Она расстегнула его пояс и потянулась к нему. Через мгновение он уже был в ней. Они оба задохнулись — от наслаждения, от удивления, от насыщенности их взаимного желания.
Когда они закончили, его нога не могла больше выдержать, и он сполз на пол по стене — галстук развязан, грудь поцарапана, полностью изможден.
— Ух ты! Что это было? — спросил он.
— Честно говоря, я не знаю, — ответила Кадди.
— Что бы это ни было, это было... спасибо!
В дверь стучали. Они вдруг поняли, что уже прошло довольно много времени.
— Эй, там всё в порядке? Нам тут нужно...
— Простите! Приступ диареи, я сейчас выйду, — сказал Хаус, пожав плечами с видом «это было самое лучшее, что я мог придумать».
— Я пойду первым, — сказал он, застегивая рубашку, но не заботясь об испорченном галстуке-бабочке. Он оставил его висеть на шее развязанным. — Я дам тебе знать, когда берег будет чист. Кодовой фразой будет «берег чист».

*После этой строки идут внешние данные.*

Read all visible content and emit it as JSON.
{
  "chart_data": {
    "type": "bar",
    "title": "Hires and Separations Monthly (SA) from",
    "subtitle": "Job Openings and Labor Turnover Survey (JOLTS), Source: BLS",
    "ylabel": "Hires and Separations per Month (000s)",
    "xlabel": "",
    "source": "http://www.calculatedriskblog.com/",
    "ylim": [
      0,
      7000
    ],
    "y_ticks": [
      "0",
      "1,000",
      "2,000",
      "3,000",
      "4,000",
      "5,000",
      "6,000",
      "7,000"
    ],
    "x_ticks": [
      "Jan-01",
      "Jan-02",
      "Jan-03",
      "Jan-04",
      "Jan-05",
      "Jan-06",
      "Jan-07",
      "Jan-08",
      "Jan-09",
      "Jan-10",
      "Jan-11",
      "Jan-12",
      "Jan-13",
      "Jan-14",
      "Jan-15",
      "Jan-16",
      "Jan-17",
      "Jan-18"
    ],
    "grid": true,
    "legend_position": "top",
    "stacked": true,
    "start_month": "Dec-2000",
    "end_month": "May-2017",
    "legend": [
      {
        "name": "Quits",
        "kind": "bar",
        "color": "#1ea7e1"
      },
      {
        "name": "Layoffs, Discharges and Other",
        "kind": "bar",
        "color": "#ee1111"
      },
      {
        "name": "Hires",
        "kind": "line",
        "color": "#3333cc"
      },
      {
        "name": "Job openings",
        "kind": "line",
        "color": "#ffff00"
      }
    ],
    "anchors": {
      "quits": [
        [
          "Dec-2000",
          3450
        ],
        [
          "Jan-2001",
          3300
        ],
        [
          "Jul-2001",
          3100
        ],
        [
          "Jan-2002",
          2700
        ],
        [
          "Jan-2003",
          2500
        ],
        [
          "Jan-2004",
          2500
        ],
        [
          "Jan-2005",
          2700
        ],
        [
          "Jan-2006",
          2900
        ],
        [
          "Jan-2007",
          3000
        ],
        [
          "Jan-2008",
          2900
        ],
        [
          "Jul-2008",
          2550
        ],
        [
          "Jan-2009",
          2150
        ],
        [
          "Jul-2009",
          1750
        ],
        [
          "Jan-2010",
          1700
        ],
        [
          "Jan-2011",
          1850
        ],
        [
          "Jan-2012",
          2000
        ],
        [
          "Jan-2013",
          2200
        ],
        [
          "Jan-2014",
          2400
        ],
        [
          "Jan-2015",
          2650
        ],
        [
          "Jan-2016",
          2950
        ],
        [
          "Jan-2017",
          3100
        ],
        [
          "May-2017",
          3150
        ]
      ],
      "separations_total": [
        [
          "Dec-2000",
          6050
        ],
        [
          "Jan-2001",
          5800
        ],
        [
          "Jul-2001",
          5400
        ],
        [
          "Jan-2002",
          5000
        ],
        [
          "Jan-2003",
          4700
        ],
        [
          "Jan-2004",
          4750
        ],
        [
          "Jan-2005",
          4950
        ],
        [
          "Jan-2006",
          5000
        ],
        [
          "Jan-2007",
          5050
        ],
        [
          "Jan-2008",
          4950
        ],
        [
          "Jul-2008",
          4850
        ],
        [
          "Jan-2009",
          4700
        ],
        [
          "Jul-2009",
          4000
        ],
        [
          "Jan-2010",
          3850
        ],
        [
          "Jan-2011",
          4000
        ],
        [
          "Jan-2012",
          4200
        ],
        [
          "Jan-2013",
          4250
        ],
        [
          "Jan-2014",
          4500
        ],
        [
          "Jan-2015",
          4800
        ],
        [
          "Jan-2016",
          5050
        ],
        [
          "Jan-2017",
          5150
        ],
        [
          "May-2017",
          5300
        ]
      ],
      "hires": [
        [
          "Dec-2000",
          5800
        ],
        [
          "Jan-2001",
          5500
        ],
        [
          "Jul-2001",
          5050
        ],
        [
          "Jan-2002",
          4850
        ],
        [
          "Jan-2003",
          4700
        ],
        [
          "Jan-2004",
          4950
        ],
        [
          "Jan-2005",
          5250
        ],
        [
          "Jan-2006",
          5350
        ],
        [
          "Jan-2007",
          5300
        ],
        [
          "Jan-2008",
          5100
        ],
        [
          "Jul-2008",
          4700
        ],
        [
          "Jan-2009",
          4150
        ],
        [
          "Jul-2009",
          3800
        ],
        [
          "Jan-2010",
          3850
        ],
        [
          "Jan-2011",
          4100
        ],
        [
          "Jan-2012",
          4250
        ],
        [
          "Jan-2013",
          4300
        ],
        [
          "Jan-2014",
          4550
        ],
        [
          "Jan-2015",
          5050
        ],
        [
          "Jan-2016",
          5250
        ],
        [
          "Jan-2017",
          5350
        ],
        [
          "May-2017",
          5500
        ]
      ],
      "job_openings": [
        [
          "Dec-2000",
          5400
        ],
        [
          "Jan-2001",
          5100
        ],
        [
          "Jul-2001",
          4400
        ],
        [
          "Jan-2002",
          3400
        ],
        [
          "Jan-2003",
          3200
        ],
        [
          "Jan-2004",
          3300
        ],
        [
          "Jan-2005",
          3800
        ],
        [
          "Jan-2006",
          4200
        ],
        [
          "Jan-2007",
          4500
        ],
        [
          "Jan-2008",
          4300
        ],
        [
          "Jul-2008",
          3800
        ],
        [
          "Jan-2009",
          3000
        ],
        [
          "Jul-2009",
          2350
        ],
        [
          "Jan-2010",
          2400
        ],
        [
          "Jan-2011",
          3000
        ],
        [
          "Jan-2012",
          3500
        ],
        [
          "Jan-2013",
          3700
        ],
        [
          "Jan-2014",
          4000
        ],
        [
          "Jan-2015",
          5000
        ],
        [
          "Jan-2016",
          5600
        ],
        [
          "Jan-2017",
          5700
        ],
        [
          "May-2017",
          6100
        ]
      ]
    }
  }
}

— Поняла, — улыбнулась она.
— А можно повторить? — спросил он. — Или это просто твоя реакция на смокинг? Если так, то это мой личный смокинг, и ничто нам не мешает.
— Думаю, что строить из себя недотрогу совершенно бессмысленно, — призналась она.
Он подмигнул и выскользнул за дверь.
Лежа той ночью в постели, она не знала что чувствовать. Восхищение, возбуждение, вину? Что это было, черт подери? У Хауса есть девушка. Это было неправильно. Но так хорошо. Он хотел ее. Она хотела его. Их химию просто... просто невозможно отрицать. Она поняла, что она была под кайфом. Под кайфом от Хауса.
— Он — мой викодин, — думала она. И она не хотела полагаться на милость судьбы. Она хотела больше своего наркотика.
Они стали заниматься этим по всей больнице. В запертых смотровых, в служебных помещениях, на заднем сидении ее машины в гараже. (Они сидели в машине под предлогом «поговорить». Через пять минут она уже делала ему минет на переднем сидении, а еще через пять они перебрались назад, расстелили одяло из ее аптечки и взялись за дело, как два подростка.)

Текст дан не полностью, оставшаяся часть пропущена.